Students at several universities around the country have organized similar movements in response to gun violence.

Members of Students for a Democratic Society stand outside of UMPD headquarters voicing concerns about the quantity of weapons at the department's disposal on Thursday, April 12.

Jack Rodgers

Members of Students for a Democratic Society stand outside of UMPD headquarters voicing concerns about the quantity of weapons at the department’s disposal on Thursday, April 12.

Max Chao

A Stadium Village student rally supported a growing nationwide movement calling for the disarmament of campus police departments.

About 15 students and activists and two speakers gathered adjacent to the University of Minnesota Police Department’s headquarters to call for the department to disarm Thursday.

Students for a Democratic Society, an activist student group, organized the event, and attendees handed out fliers, spoke to passers-by and chanted anti-police slogans. 

“We think that this is a perfect opportunity for the University to leverage themselves on a progressive course in society and … nip in the bud any circumstances where police can murder people,” said Marty Branyon, a student and member of SDS. 

The last time a UMPD officer fired a weapon on duty was in 2012, when an officer shot a dying raccoon on the St. Paul campus. This is the only reported incident in the past 10 years.
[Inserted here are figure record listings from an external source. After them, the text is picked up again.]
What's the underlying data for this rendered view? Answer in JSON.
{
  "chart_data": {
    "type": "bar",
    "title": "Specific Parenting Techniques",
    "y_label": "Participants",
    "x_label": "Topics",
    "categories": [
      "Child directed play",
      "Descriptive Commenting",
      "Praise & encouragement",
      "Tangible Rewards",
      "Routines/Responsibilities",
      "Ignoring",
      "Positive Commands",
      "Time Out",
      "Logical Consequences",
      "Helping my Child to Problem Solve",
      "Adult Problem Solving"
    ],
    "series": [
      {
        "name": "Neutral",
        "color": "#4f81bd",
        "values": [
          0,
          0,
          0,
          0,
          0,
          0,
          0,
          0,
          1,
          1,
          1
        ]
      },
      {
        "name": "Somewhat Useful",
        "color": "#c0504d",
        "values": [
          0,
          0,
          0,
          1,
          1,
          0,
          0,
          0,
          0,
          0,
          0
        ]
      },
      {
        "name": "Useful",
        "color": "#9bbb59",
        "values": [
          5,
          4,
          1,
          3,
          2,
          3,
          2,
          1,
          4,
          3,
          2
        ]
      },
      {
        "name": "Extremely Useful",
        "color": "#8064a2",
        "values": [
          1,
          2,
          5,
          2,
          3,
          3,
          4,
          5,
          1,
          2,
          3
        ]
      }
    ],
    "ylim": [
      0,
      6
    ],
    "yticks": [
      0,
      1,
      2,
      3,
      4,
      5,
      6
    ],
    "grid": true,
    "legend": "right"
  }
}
The event was part of the launch of a larger campaign by SDS, the end goal of which is the complete dismantling of UMPD.

Fliers handed out at the protest claimed that UMPD owns 57 automatic assault rifles and spends $500,000 per year on new arms and supplies.

The University is the latest college where students organized on this issue. Among others, Howard University, University of Pittsburgh and Stony Brook University have all seen student activity on a similar premise in the past year. 

Campus police officers at both Georgia Tech and University of Chicago have shot students in the past year, with the Georgia Tech shooting resulting in a fatality. 

The concentration of young liberals at colleges is likely the cause of the spread of activism on campuses, said Michelle Phelps, professor of sociology at the University.

Phelps added that these movements are indicative of a decades-long shift in American activism and in the way people view weapons.

“The more you have police officers armed to respond to folks in the community who are armed and potentially pose a threat, the more that there’s a risk of that threat actually coming from the police officers,” she said. 

UMPD has no plans to discontinue its use of standard-issue handguns or rifles, said UMPD Chief Matt Clark in an emailed statement, citing the need to be prepared for active shooter events. 

SDS hopes to hold another similar event at the end of the semester.